Research has shown that cultural burning likely improved biodiversity and habitat, Hankins says. He cites the example of the Martu people in the Western Desert, who were among the last Aboriginal groups to make contact with European Australians in the 1950s. When they were taken from their land and moved to missions, fire, often caused by lightning strikes, took over the landscape.
“When they came back 15 years later, they found that five native species had been lost from the region — two of them extinct,” Hankins says. Research in the Western Desert later revealed between 10 and 20 native species actually went extinct after the displacement of these foraging tribes, and dozens of others went into sharp decline. When the Martu returned in the 1980s, they reintroduced their fire practices in key areas and witnessed the land healing and wildlife returning, findings documented in the journal Human Ecology. Australian fire officials are now working to incorporate such practice into their policies.
That’s happening in the U.S., too, with regular exchange between Aboriginal leaders and North American Native tribes.
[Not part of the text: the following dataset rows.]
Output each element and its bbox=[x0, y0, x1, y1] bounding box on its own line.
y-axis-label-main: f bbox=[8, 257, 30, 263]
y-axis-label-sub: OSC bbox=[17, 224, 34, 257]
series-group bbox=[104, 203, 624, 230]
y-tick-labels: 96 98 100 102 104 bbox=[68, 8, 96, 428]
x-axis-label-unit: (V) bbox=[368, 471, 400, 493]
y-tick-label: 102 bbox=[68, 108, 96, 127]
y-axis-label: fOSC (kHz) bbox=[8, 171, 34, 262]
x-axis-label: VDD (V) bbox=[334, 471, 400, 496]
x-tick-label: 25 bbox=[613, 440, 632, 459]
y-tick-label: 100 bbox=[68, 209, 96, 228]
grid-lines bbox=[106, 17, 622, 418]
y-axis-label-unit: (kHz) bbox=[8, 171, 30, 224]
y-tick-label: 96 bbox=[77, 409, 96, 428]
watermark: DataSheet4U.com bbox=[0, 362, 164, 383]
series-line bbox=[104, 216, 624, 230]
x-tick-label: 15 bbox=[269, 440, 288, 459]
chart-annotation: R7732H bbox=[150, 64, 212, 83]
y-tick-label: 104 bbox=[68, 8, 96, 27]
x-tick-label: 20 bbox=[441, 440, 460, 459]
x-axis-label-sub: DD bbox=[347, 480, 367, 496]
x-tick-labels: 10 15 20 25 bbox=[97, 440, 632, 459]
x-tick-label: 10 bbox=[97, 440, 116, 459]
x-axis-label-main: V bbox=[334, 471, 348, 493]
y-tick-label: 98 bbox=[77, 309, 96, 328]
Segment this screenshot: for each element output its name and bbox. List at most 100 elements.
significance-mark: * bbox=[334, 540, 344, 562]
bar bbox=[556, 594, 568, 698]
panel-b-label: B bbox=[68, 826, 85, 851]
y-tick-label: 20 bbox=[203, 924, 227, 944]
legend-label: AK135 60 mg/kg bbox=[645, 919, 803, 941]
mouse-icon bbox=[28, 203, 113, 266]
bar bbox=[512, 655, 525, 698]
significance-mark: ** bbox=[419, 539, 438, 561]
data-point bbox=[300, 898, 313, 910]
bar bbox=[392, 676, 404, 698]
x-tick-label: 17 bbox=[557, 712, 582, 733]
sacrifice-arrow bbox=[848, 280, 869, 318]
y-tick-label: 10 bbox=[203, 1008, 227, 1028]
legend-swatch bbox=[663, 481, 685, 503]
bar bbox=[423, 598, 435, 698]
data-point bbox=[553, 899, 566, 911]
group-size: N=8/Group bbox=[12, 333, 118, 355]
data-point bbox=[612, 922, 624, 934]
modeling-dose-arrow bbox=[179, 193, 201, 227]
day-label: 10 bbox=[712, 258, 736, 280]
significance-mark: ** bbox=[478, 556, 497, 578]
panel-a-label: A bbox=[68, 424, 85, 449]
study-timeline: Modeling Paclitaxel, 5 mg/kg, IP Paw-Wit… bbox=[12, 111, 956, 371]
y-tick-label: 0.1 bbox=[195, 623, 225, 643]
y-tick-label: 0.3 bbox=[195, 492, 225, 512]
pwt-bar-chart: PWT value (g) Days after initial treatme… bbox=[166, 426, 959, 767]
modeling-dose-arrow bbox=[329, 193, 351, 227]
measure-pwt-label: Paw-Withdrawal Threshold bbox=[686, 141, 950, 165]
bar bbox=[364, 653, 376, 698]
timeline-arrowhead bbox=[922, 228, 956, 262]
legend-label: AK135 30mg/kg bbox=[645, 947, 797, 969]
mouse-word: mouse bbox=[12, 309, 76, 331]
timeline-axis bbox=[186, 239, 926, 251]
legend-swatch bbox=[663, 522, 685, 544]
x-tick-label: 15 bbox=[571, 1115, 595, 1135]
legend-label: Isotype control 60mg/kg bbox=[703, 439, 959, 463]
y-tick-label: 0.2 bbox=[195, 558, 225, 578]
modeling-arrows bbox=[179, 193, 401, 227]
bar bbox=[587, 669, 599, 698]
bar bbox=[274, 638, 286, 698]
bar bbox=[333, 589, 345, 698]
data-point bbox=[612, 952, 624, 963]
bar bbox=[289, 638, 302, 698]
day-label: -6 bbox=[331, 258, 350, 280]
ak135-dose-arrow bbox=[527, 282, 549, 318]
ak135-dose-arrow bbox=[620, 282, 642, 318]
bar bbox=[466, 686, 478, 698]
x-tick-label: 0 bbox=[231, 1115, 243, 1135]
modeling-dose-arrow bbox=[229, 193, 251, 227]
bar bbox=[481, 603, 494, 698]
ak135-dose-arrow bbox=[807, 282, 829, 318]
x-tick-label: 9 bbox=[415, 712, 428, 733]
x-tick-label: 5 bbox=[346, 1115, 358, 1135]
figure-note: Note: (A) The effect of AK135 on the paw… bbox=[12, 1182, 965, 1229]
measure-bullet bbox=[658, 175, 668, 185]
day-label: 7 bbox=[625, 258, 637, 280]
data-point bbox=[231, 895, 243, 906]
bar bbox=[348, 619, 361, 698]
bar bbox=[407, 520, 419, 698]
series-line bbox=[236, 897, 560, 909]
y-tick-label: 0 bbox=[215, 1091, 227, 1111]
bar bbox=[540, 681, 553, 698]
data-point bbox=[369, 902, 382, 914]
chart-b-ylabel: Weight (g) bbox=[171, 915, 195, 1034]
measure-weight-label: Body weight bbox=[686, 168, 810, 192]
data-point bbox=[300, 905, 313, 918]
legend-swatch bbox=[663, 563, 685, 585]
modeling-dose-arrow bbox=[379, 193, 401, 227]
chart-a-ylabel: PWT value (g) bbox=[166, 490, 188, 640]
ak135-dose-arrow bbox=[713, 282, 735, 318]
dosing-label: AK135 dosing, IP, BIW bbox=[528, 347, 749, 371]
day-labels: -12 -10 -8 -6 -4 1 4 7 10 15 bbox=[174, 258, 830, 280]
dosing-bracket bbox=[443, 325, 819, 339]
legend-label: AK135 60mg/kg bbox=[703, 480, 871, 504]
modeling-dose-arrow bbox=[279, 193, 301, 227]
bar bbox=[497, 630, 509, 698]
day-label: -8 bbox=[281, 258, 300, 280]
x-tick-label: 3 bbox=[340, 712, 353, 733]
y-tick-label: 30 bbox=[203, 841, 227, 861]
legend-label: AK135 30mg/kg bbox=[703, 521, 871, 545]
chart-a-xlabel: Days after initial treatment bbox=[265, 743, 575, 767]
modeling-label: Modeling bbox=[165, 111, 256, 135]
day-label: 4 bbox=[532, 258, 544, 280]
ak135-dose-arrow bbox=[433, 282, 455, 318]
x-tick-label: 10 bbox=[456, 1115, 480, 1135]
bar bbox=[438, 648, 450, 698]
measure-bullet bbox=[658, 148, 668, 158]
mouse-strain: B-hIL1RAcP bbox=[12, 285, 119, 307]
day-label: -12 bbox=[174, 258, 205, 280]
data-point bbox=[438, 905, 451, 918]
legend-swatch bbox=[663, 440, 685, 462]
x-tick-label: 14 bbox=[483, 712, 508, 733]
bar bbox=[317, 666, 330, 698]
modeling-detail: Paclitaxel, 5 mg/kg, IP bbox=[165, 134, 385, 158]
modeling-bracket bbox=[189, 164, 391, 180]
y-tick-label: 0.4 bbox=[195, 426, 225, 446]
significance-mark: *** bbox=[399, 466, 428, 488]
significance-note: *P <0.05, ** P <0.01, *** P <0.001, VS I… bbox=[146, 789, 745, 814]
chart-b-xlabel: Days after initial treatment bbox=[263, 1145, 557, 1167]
In northern California, the Karuk and other tribes host traditional burning training programs alongside the U.S. Forest Service and other agencies.
Nearly all of the Karuk tribe’s ancestral land is managed by the Forest Service and has over decades changed from tanoaks and madrone tree species to forests choked with Douglas fir plantations, a source for commercial timber.
The Karuk depend on acorns as part of their diet and used to build smoky fires, fumigating stands of tanoaks to kill insect pests and keep the trees healthy, says Craig Tucker, the natural resources policy consultant to the tribe. “In the summer, when the salmon on the Klamath River became stressed by heat, Karuk used a layer of smoke to drop the temperature in the river,” Tucker says.
But even as U.S. officials say they are keen to try traditional burning methods to reduce wildfire threat, reality poses many road blocks, such as a shrinking window of time with fire season now two and a half months longer than in the past. This combines with the West’s stubborn drought and decades of regimented forest management policies that can hinder prescribed burning efforts.